Why is 1 John 5:7–8 omitted from almost all all modern translations of the Bible? Is it because the doctrine of the trinity is an invention of the modern church, inserted hundreds of years after the death of the author.

 

In the earliest manuscripts, 1 John 5:7–8 reads:

For there are three that bear record: the Spirit, and the Water, and the Blood, and these three agree in one.

This passage was edited in a Latin manuscript around the end of the 4th century, to read:

For there are three that bear record in heaven, the Father, the Word, and the Holy Ghost: and these three are one. And there are three that bear witnesse in earth, the Spirit, and the Water, and the Blood, and these three agree in one.

Sorry to disappoint, but there is no conspiracy here. The discrepancies have been under scrutiny — out in the open — since at least the 16th century. Even Isaac Newton wrote about it. There is an excellent summary at Johannine Comma - Wikipedia.

Though the KJV included the addition, other early vernacular translations didn't. And this makes sense given the manuscripts available at that time.

Scholars now have many more manuscripts, and have largely corrected the error. The translation I read, the New International Version, leaves out the added material, but explicitly mentions it in a footnote.

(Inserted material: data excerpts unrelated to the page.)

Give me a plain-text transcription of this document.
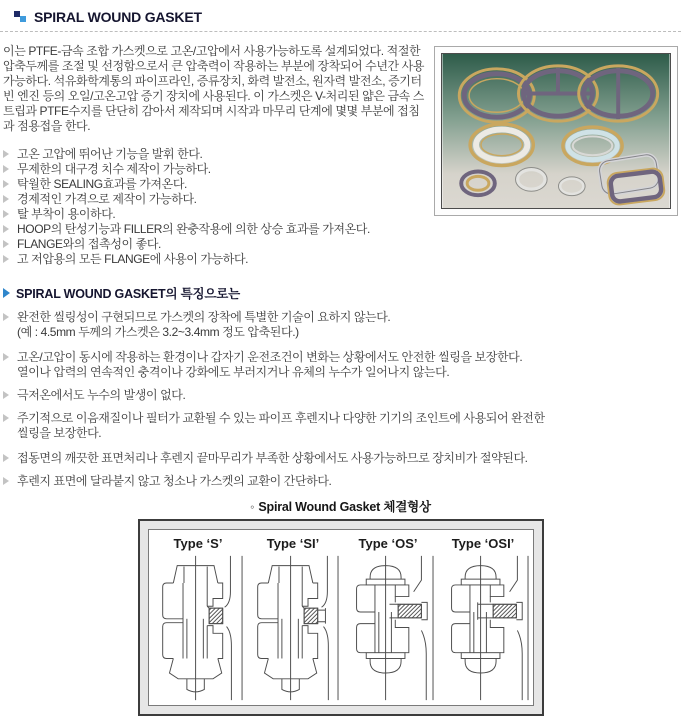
SPIRAL WOUND GASKET

이는 PTFE-금속 조합 가스켓으로 고온/고압에서 사용가능하도록 설계되었다. 적절한 압축두께를 조절 및 선정함으로서 큰 압축력이 작용하는 부분에 장착되어 수년간 사용가능하다. 석유화학계통의 파이프라인, 증류장치, 화력 발전소, 원자력 발전소, 증기터빈 엔진 등의 오일/고온고압 증기 장치에 사용된다. 이 가스켓은 V-처리된 얇은 금속 스트립과 PTFE수지를 단단히 감아서 제작되며 시작과 마무리 단계에 몇몇 부분에 접침과 점용접을 한다.

고온 고압에 뛰어난 기능을 발휘 한다.
무제한의 대구경 치수 제작이 가능하다.
탁월한 SEALING효과를 가져온다.
경제적인 가격으로 제작이 가능하다.
탈 부착이 용이하다.
HOOP의 탄성기능과 FILLER의 완충작용에 의한 상승 효과를 가져온다.
FLANGE와의 접촉성이 좋다.
고 저압용의 모든 FLANGE에 사용이 가능하다.
SPIRAL WOUND GASKET의 특징으로는
완전한 씰링성이 구현되므로 가스켓의 장착에 특별한 기술이 요하지 않는다.
(예 : 4.5mm 두께의 가스켓은 3.2~3.4mm 정도 압축된다.)
고온/고압이 동시에 작용하는 환경이나 갑자기 운전조건이 변화는 상황에서도 안전한 씰링을 보장한다.
열이나 압력의 연속적인 충격이나 강화에도 부러지거나 유체의 누수가 일어나지 않는다.
극저온에서도 누수의 발생이 없다.
주기적으로 이음재질이나 필터가 교환될 수 있는 파이프 후렌지나 다양한 기기의 조인트에 사용되어 완전한
씰링을 보장한다.
접동면의 깨끗한 표면처리나 후렌지 끝마무리가 부족한 상황에서도 사용가능하므로 장치비가 절약된다.
후렌지 표면에 달라붙지 않고 청소나 가스켓의 교환이 간단하다.
◦ Spiral Wound Gasket 체결형상
Type ‘S’	Type ‘SI’	Type ‘OS’	Type ‘OSI’
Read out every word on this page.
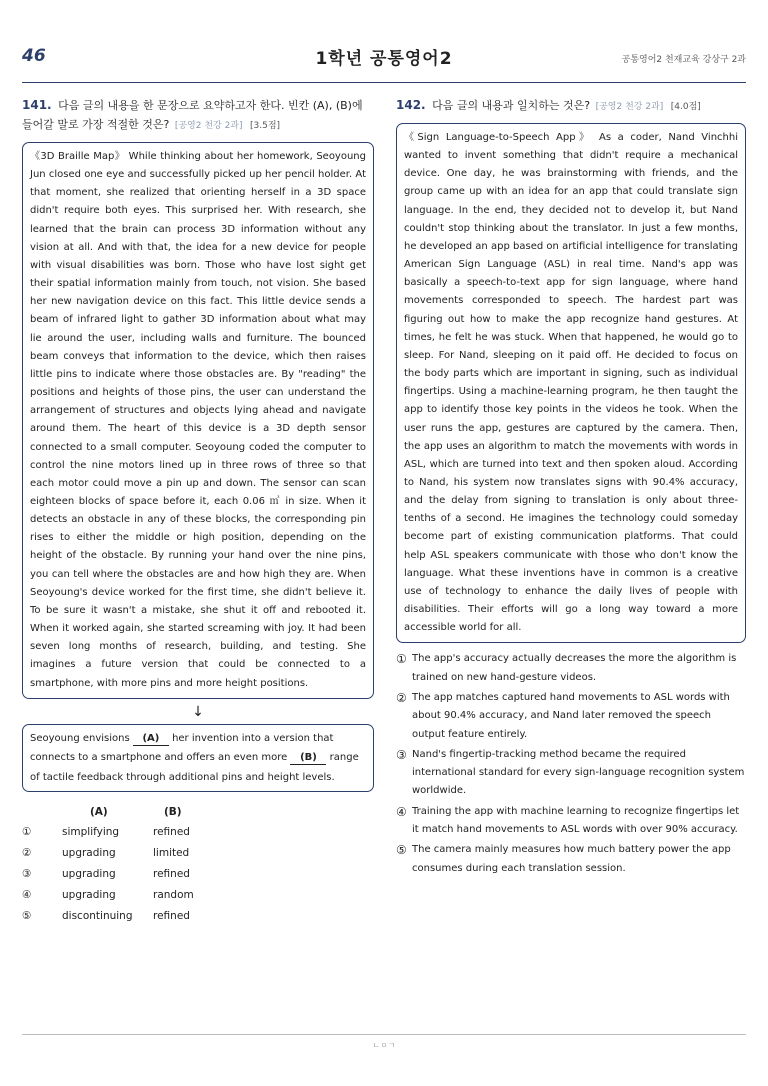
46	1학년 공통영어2	공통영어2 천재교육 강상구 2과
141. 다음 글의 내용을 한 문장으로 요약하고자 한다. 빈칸 (A), (B)에 들어갈 말로 가장 적절한 것은? [공영2 천강 2과] [3.5점]
《3D Braille Map》 While thinking about her homework, Seoyoung Jun closed one eye and successfully picked up her pencil holder. At that moment, she realized that orienting herself in a 3D space didn't require both eyes. This surprised her. With research, she learned that the brain can process 3D information without any vision at all. And with that, the idea for a new device for people with visual disabilities was born. Those who have lost sight get their spatial information mainly from touch, not vision. She based her new navigation device on this fact. This little device sends a beam of infrared light to gather 3D information about what may lie around the user, including walls and furniture. The bounced beam conveys that information to the device, which then raises little pins to indicate where those obstacles are. By "reading" the positions and heights of those pins, the user can understand the arrangement of structures and objects lying ahead and navigate around them. The heart of this device is a 3D depth sensor connected to a small computer. Seoyoung coded the computer to control the nine motors lined up in three rows of three so that each motor could move a pin up and down. The sensor can scan eighteen blocks of space before it, each 0.06 ㎥ in size. When it detects an obstacle in any of these blocks, the corresponding pin rises to either the middle or high position, depending on the height of the obstacle. By running your hand over the nine pins, you can tell where the obstacles are and how high they are. When Seoyoung's device worked for the first time, she didn't believe it. To be sure it wasn't a mistake, she shut it off and rebooted it. When it worked again, she started screaming with joy. It had been seven long months of research, building, and testing. She imagines a future version that could be connected to a smartphone, with more pins and more height positions.
↓
Seoyoung envisions (A) her invention into a version that connects to a smartphone and offers an even more (B) range of tactile feedback through additional pins and height levels.
(A)	(B)
①	simplifying	refined
②	upgrading	limited
③	upgrading	refined
④	upgrading	random
⑤	discontinuing refined
142. 다음 글의 내용과 일치하는 것은? [공영2 천강 2과] [4.0점]
《Sign Language-to-Speech App》 As a coder, Nand Vinchhi wanted to invent something that didn't require a mechanical device. One day, he was brainstorming with friends, and the group came up with an idea for an app that could translate sign language. In the end, they decided not to develop it, but Nand couldn't stop thinking about the translator. In just a few months, he developed an app based on artificial intelligence for translating American Sign Language (ASL) in real time. Nand's app was basically a speech-to-text app for sign language, where hand movements corresponded to speech. The hardest part was figuring out how to make the app recognize hand gestures. At times, he felt he was stuck. When that happened, he would go to sleep. For Nand, sleeping on it paid off. He decided to focus on the body parts which are important in signing, such as individual fingertips. Using a machine-learning program, he then taught the app to identify those key points in the videos he took. When the user runs the app, gestures are captured by the camera. Then, the app uses an algorithm to match the movements with words in ASL, which are turned into text and then spoken aloud. According to Nand, his system now translates signs with 90.4% accuracy, and the delay from signing to translation is only about three-tenths of a second. He imagines the technology could someday become part of existing communication platforms. That could help ASL speakers communicate with those who don't know the language. What these inventions have in common is a creative use of technology to enhance the daily lives of people with disabilities. Their efforts will go a long way toward a more accessible world for all.
① The app's accuracy actually decreases the more the algorithm is trained on new hand-gesture videos.
② The app matches captured hand movements to ASL words with about 90.4% accuracy, and Nand later removed the speech output feature entirely.
③ Nand's fingertip-tracking method became the required international standard for every sign-language recognition system worldwide.
④ Training the app with machine learning to recognize fingertips let it match hand movements to ASL words with over 90% accuracy.
⑤ The camera mainly measures how much battery power the app consumes during each translation session.
ㄴㅇㄱ
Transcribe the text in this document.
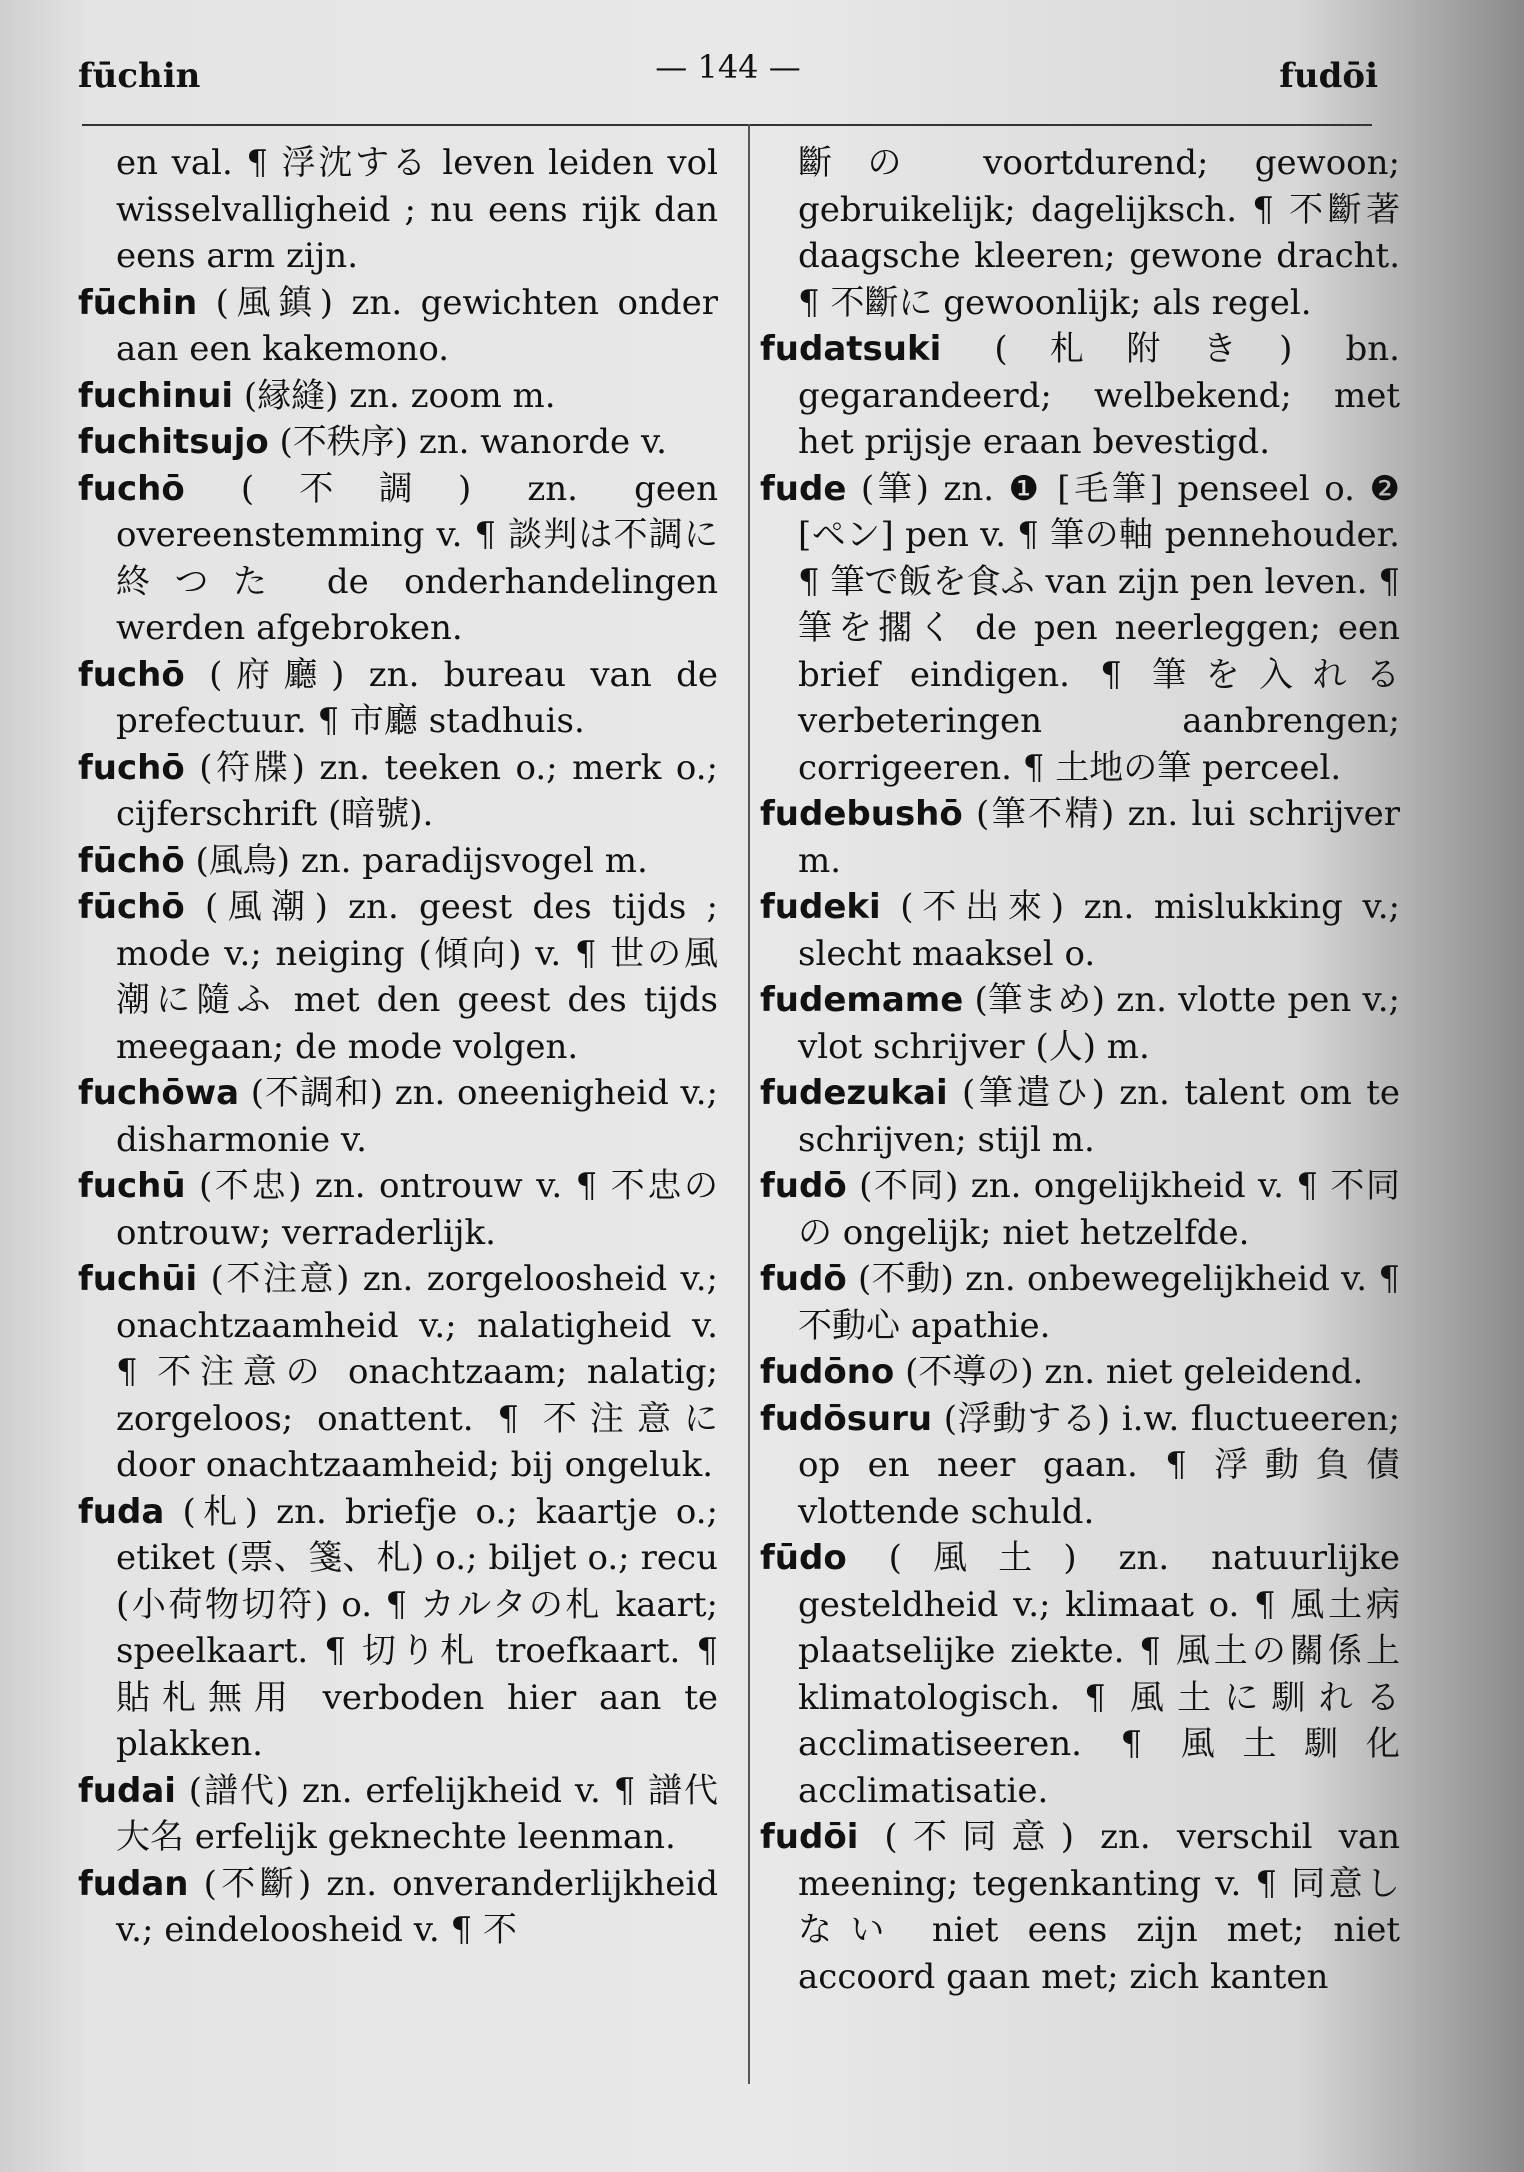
fūchin	— 144 —	fudōi

en val. ¶ 浮沈する leven leiden vol wisselvalligheid ; nu eens rijk dan eens arm zijn.

fūchin (風鎮) zn. gewichten onder aan een kakemono.

fuchinui (縁縫) zn. zoom m.

fuchitsujo (不秩序) zn. wanorde v.

fuchō (不調) zn. geen overeenstemming v. ¶ 談判は不調に終つた de onderhandelingen werden afgebroken.

fuchō (府廳) zn. bureau van de prefectuur. ¶ 市廳 stadhuis.

fuchō (符牒) zn. teeken o.; merk o.; cijferschrift (暗號).

fūchō (風鳥) zn. paradijsvogel m.

fūchō (風潮) zn. geest des tijds ; mode v.; neiging (傾向) v. ¶ 世の風潮に隨ふ met den geest des tijds meegaan; de mode volgen.

fuchōwa (不調和) zn. oneenigheid v.; disharmonie v.

fuchū (不忠) zn. ontrouw v. ¶ 不忠の ontrouw; verraderlijk.

fuchūi (不注意) zn. zorgeloosheid v.; onachtzaamheid v.; nalatigheid v. ¶ 不注意の onachtzaam; nalatig; zorgeloos; onattent. ¶ 不注意に door onachtzaamheid; bij ongeluk.

fuda (札) zn. briefje o.; kaartje o.; etiket (票、箋、札) o.; biljet o.; recu (小荷物切符) o. ¶ カルタの札 kaart; speelkaart. ¶ 切り札 troefkaart. ¶ 貼札無用 verboden hier aan te plakken.

fudai (譜代) zn. erfelijkheid v. ¶ 譜代大名 erfelijk geknechte leenman.

fudan (不斷) zn. onveranderlijkheid v.; eindeloosheid v. ¶ 不

斷の voortdurend; gewoon; gebruikelijk; dagelijksch. ¶ 不斷著 daagsche kleeren; gewone dracht. ¶ 不斷に gewoonlijk; als regel.

fudatsuki (札附き) bn. gegarandeerd; welbekend; met het prijsje eraan bevestigd.

fude (筆) zn. ❶ [毛筆] penseel o. ❷ [ペン] pen v. ¶ 筆の軸 pennehouder. ¶ 筆で飯を食ふ van zijn pen leven. ¶ 筆を擱く de pen neerleggen; een brief eindigen. ¶ 筆を入れる verbeteringen aanbrengen; corrigeeren. ¶ 土地の筆 perceel.

fudebushō (筆不精) zn. lui schrijver m.

fudeki (不出來) zn. mislukking v.; slecht maaksel o.

fudemame (筆まめ) zn. vlotte pen v.; vlot schrijver (人) m.

fudezukai (筆遣ひ) zn. talent om te schrijven; stijl m.

fudō (不同) zn. ongelijkheid v. ¶ 不同の ongelijk; niet hetzelfde.

fudō (不動) zn. onbewegelijkheid v. ¶ 不動心 apathie.

fudōno (不導の) zn. niet geleidend.

fudōsuru (浮動する) i.w. fluctueeren; op en neer gaan. ¶ 浮動負債 vlottende schuld.

fūdo (風土) zn. natuurlijke gesteldheid v.; klimaat o. ¶ 風土病 plaatselijke ziekte. ¶ 風土の關係上 klimatologisch. ¶ 風土に馴れる acclimatiseeren. ¶ 風土馴化 acclimatisatie.

fudōi (不同意) zn. verschil van meening; tegenkanting v. ¶ 同意しない niet eens zijn met; niet accoord gaan met; zich kanten
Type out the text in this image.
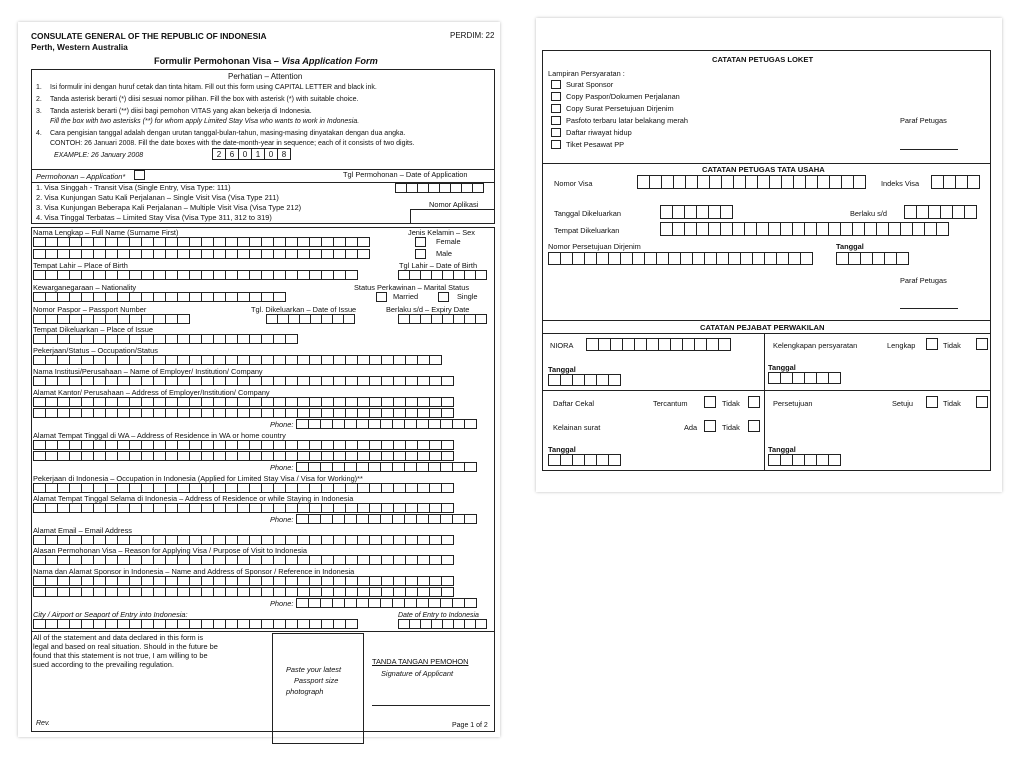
CONSULATE GENERAL OF THE REPUBLIC OF INDONESIA
Perth, Western Australia
PERDIM: 22
Formulir Permohonan Visa – Visa Application Form
Perhatian – Attention
1. Isi formulir ini dengan huruf cetak dan tinta hitam. Fill out this form using CAPITAL LETTER and black ink.
2. Tanda asterisk berarti (*) diisi sesuai nomor pilihan. Fill the box with asterisk (*) with suitable choice.
3. Tanda asterisk berarti (**) diisi bagi pemohon VITAS yang akan bekerja di Indonesia.
Fill the box with two asterisks (**) for whom apply Limited Stay Visa who wants to work in Indonesia.
4. Cara pengisian tanggal adalah dengan urutan tanggal-bulan-tahun, masing-masing dinyatakan dengan dua angka.
CONTOH: 26 Januari 2008. Fill the date boxes with the date-month-year in sequence; each of it consists of two digits.
EXAMPLE: 26 January 2008	2	6	0	1	0	8
Permohonan – Application*	Tgl Permohonan – Date of Application
1. Visa Singgah - Transit Visa (Single Entry, Visa Type: 111)
2. Visa Kunjungan Satu Kali Perjalanan – Single Visit Visa (Visa Type 211)
3. Visa Kunjungan Beberapa Kali Perjalanan – Multiple Visit Visa (Visa Type 212)
4. Visa Tinggal Terbatas – Limited Stay Visa (Visa Type 311, 312 to 319)
Nomor Aplikasi
Nama Lengkap – Full Name (Surname First)	Jenis Kelamin – Sex
Female
Male
Tempat Lahir – Place of Birth	Tgl Lahir – Date of Birth
Kewarganegaraan – Nationality	Status Perkawinan – Marital Status
Married	Single
Nomor Paspor – Passport Number	Tgl. Dikeluarkan – Date of Issue	Berlaku s/d – Expiry Date
Tempat Dikeluarkan – Place of Issue
Pekerjaan/Status – Occupation/Status
Nama Institusi/Perusahaan – Name of Employer/ Institution/ Company
Alamat Kantor/ Perusahaan – Address of Employer/Institution/ Company
Phone:
Alamat Tempat Tinggal di WA – Address of Residence in WA or home country
Phone:
Pekerjaan di Indonesia – Occupation in Indonesia (Applied for Limited Stay Visa / Visa for Working)**
Alamat Tempat Tinggal Selama di Indonesia – Address of Residence or while Staying in Indonesia
Phone:
Alamat Email – Email Address
Alasan Permohonan Visa – Reason for Applying Visa / Purpose of Visit to Indonesia
Nama dan Alamat Sponsor in Indonesia – Name and Address of Sponsor / Reference in Indonesia
Phone:
City / Airport or Seaport of Entry into Indonesia:	Date of Entry to Indonesia
All of the statement and data declared in this form is
legal and based on real situation. Should in the future be
found that this statement is not true, I am willing to be
sued according to the prevailing regulation.
Paste your latest
Passport size
photograph
TANDA TANGAN PEMOHON
Signature of Applicant
Rev.	Page 1 of 2
CATATAN PETUGAS LOKET
Lampiran Persyaratan :
Surat Sponsor
Copy Paspor/Dokumen Perjalanan
Copy Surat Persetujuan Dirjenim
Pasfoto terbaru latar belakang merah
Daftar riwayat hidup
Tiket Pesawat PP
Paraf Petugas
CATATAN PETUGAS TATA USAHA
Nomor Visa	Indeks Visa
Tanggal Dikeluarkan	Berlaku s/d
Tempat Dikeluarkan
Nomor Persetujuan Dirjenim	Tanggal
Paraf Petugas
CATATAN PEJABAT PERWAKILAN
NIORA
Tanggal
Kelengkapan persyaratan	Lengkap	Tidak
Tanggal
Daftar Cekal	Tercantum	Tidak
Kelainan surat	Ada	Tidak
Tanggal
Persetujuan	Setuju	Tidak
Tanggal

We can speculate about why the change was made, and it seems reasonable to suggest that it was to more thoroughly support the doctrine of the Trinity. However, the original unedited text of 1 John 5:5–7 already speaks clearly about two of the persons of the Trinity:

This is the one who came by water and blood—Jesus Christ. He did not come by water only, but by water and blood. And it is the Spirit who testifies, because the Spirit is the truth. For there are three that testify: the Spirit, the water and the blood; and the three are in agreement.

And verse 8 completes the Trinity with the Father (who is undoubtedly assumed in 5–7):

For there are three that bear record: the Spirit, and the Water, and the Blood, and these three agree in one.